Seminar Literasi Hari Buku Nasional, Santri Dayah Samudera Pasai Madani Antusias Belajar Menulis dan Jurnalistik
Dalam rangka memperingati Hari Buku Nasional, Perpustakaan Dayah Samudera Pasai Madani kembali mengadakan seminar literasi bertema “Read, Write, and Lead: Santri, Literasi, dan Masa Depan Peradaban.” Kegiatan ini menjadi salah satu upaya untuk menumbuhkan budaya membaca dan menulis di kalangan santri.
Seminar kali ini menghadirkan tiga pemateri inspiratif, yaitu Rahmat Aulia, Raihan Lubis, serta Putri Handayani.
Dalam sesinya, Rahmat Aulia menyampaikan materi bertema “Membaca Dunia, Menulis Masa Depan.” Ia mengajak para santri untuk menjadikan membaca sebagai jalan memperluas wawasan dan menulis sebagai sarana meninggalkan jejak pemikiran.
Sementara itu, Raihan Lubis membawakan materi bertema “Di Balik Berita: Dunia Jurnalistik dan Kekuatan Media.” Dalam pemaparannya, ia menjelaskan bagaimana seseorang dapat menjadi jurnalis serta pentingnya unsur 5W+1H dalam penyampaian berita. Ia juga menekankan bahwa berita yang baik harus disampaikan berdasarkan fakta, bukan opini. Menurutnya, tugas seorang jurnalis adalah memverifikasi data sebelum dipublikasikan kepada masyarakat.

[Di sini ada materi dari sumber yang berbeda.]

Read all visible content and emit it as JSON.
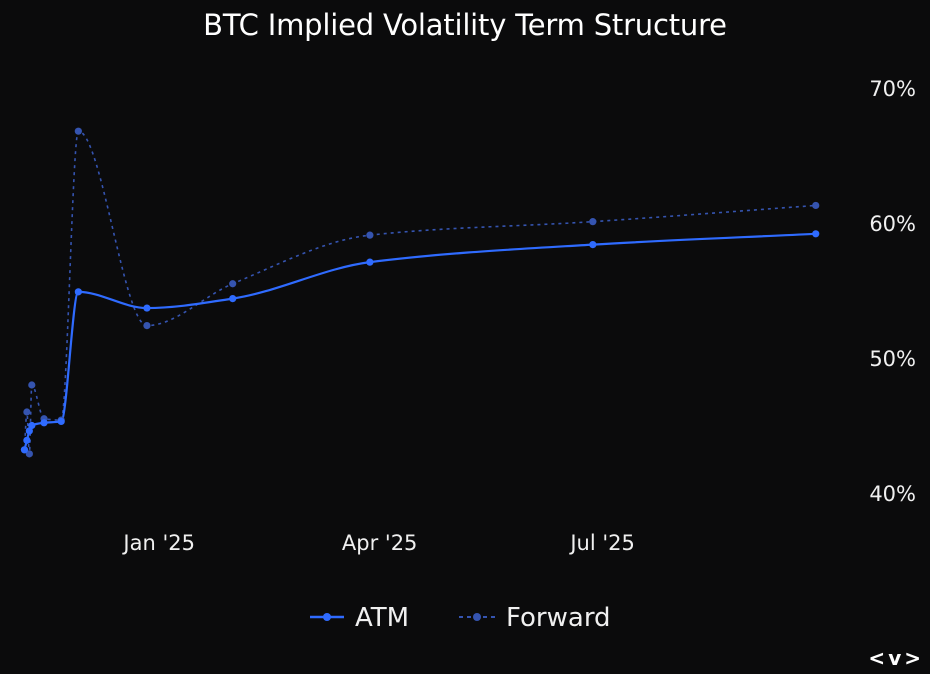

Pada sesi berikutnya, Putri Handayani menceritakan perjalanan berdirinya komunitas literasi Pustaka Kampung Impian yang ia bangun bersama timnya. Ia juga membagikan buku karyanya yang berjudul sama dengan nama komunitas tersebut.
Dalam seminar ini, pimpinan Dayah, M. Fadhillah, turut menyampaikan pesan tentang pentingnya menulis. Beliau mengutip ungkapan populer dari Imam Syafi’i, “Ilmu adalah buruan dan menulis adalah ikatannya.” Ungkapan tersebut bermakna bahwa ilmu yang diperoleh harus dicatat agar tidak mudah hilang, layaknya buruan yang diikat agar tidak lepas.
Sebagai bentuk praktik langsung dari materi yang disampaikan, para santri juga diajak mengikuti sesi menulis. Setelah pemateri pertama dan kedua menyampaikan materinya, para santri diminta membuat contoh berita dan contoh cerita.
Melalui kegiatan seminar ini, diharapkan semangat membaca dan menulis para santri semakin tumbuh dan berkembang. Sebagaimana pesan yang disampaikan Putri Handayani, “Membaca akan membuatmu mengenal dunia. Menulis akan membuatmu dikenal dunia. Setiap tulisan akan menemui pembacanya.”
Sebagai penutup acara, para santri langsung mengerumuni bazar buku yang disediakan oleh Gramedia. Antusiasme mereka terlihat begitu tinggi untuk melihat, memilih, hingga memiliki buku-buku yang menarik perhatian mereka. Suasana bazar dipenuhi semangat literasi, menunjukkan besarnya minat para santri terhadap dunia membaca dan buku.